Zij
Pronounpersoonlijk voornaamwoord dat verwijst naar een groep (vrouwelijk of gemengd)
(deze groepen mensen worden aangeduid als 'zij')
Zij zijn op vakantie in Spanje.
Zij hebben gisteren een feest gegeven.
- Complex
Zij, die vaak samen studeren, zijn erg succesvol in hun examens.
- Future Tense
Zij zullen naar het concert gaan volgende week.
- Imperative
Zij moeten hun huiswerk op tijd afmaken.
- Context & Scenario
Zij koken samen een traditionele maaltijd.
- Synonym
Hun groep, die altijd samenkomt, is erg hecht.
- Compound
Zij zijn vrienden, en zij steunen elkaar altijd.
- Present Tense
Zij maken een groepsproject voor school.
- Declarative
Zij werken hard aan hun presentatie.
- Context & Scenario
Zij plannen een weekendje weg naar de kust.
- Related Word
De groep vrienden besloot om samen te reizen.
- Simple
Zij genieten van hun tijd samen in de stad.
- Past Tense
Zij gingen naar de markt om groenten te kopen.
- Interrogative
Gaan zij samen uit vanavond?
- Context & Scenario
Zij delen hun ideeën voor het project in de klas.
- Idiomatic
Hoewel zij het moeilijk hebben, staan zij altijd voor elkaar klaar.
persoonlijk voornaamwoord dat verwijst naar een vrouw of vrouwen in de derde persoon enkelvoud
(een specifieke vrouw in de derde persoon)
Zij is mijn beste vriendin.
Is zij al thuis gekomen?
- Present Tense
Zij heeft een mooi boek gelezen.
- Compound
Zij is vandaag naar de markt gegaan, en ze heeft verse bloemen gekocht.
- Complex
Zij, die altijd vroeg naar bed gaat, heeft een goede nachtrust gehad.
- Present Tense
Zij werkt in een ziekenhuis.
- Past Tense
Zij bezocht vorig jaar Amsterdam.
- Future Tense
Zij zal volgend jaar naar Parijs reizen.
- Declarative
Zij praat altijd met haar vrienden.
- Interrogative
Is zij een goede zangeres?
- Imperative
Bel haar als je vragen hebt!
- Context & Scenario
Zij kookt elke avond voor haar gezin.
formeel of afgemaakte aanspreking in de derde persoon meervoud
(deze vorm wordt gebruikt in beleefde of officiële situaties)
Zij hebben de vergaderingen georganiseerd.

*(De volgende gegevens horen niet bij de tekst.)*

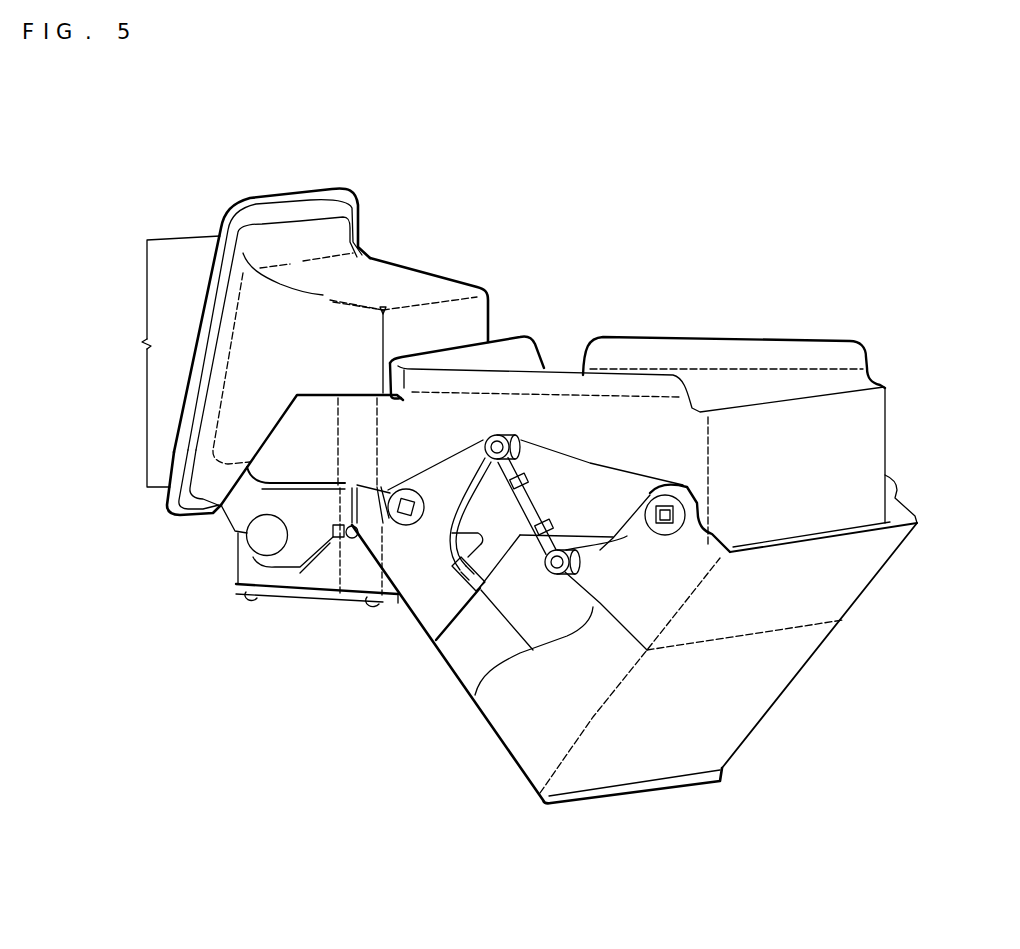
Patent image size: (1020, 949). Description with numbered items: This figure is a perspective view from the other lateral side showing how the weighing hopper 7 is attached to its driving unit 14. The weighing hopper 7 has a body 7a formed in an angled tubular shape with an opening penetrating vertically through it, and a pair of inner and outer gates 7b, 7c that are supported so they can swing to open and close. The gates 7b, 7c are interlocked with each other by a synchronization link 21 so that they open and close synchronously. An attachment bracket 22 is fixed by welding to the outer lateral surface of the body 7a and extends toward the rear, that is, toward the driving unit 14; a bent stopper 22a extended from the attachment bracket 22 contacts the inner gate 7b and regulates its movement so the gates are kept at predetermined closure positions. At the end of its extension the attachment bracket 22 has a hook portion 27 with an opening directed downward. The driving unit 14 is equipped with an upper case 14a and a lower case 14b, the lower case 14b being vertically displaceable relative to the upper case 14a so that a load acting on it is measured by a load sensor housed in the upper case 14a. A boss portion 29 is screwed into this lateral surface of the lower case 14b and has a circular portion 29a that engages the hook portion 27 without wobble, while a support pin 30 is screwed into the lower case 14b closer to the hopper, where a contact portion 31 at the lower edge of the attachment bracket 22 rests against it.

The weighing hopper 7 is at (798, 340).
The body 7a is at (877, 430).
The inner gate 7b is at (463, 660).
The outer gate 7c is at (760, 702).
The driving unit 14 is at (278, 194).
The upper case 14a is at (437, 290).
The lower case 14b is at (317, 580).
The synchronization link 21 is at (549, 492).
The attachment bracket 22 is at (277, 422).
The bent stopper 22a is at (460, 577).
The hook portion 27 is at (220, 518).
The boss portion 29 is at (243, 550).
The circular portion 29a is at (220, 557).
The support pin 30 is at (339, 560).
The contact portion 31 is at (345, 520).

Zij zijn verantwoordelijk voor dit project.
- Complex
Hoewel ze formeel met elkaar praten, kunnen ze toch ontspannen zijn.
- Past Tense
Zij hadden formeel een afspraak gemaakt voor de vergadering.
- Imperative
Maak het formeel als je de uitnodiging verstuurt!
- Context & Scenario
In formele situaties moet je de juiste aanspreekvorm gebruiken.
- Synonym
Ze gaven een formeel verslag van de gebeurtenis.
- Compound
De directeur spreekt formeel, maar de werknemers voelen zich op hun gemak.
- Future Tense
Zij zullen formeel kennis maken met de nieuwe collega's.
- Declarative
Het team heeft formeel besloten om samen te werken.
- Context & Scenario
Tijdens de les moeten de studenten formeel met de leraar communiceren.
- Related Word
De formele bijeenkomst verliep zeer professioneel.
- Simple
De directeur spreekt formeel tegen de werknemers.
- Present Tense
Zij hebben formeel een voorstel gedaan.
- Interrogative
Spreken zij formeel tijdens de bijeenkomst?
- Context & Scenario
Bij het feest moet je formeel gekleed gaan.
- Idiomatic
In formele situaties is het belangrijk om je woorden zorgvuldig te kiezen.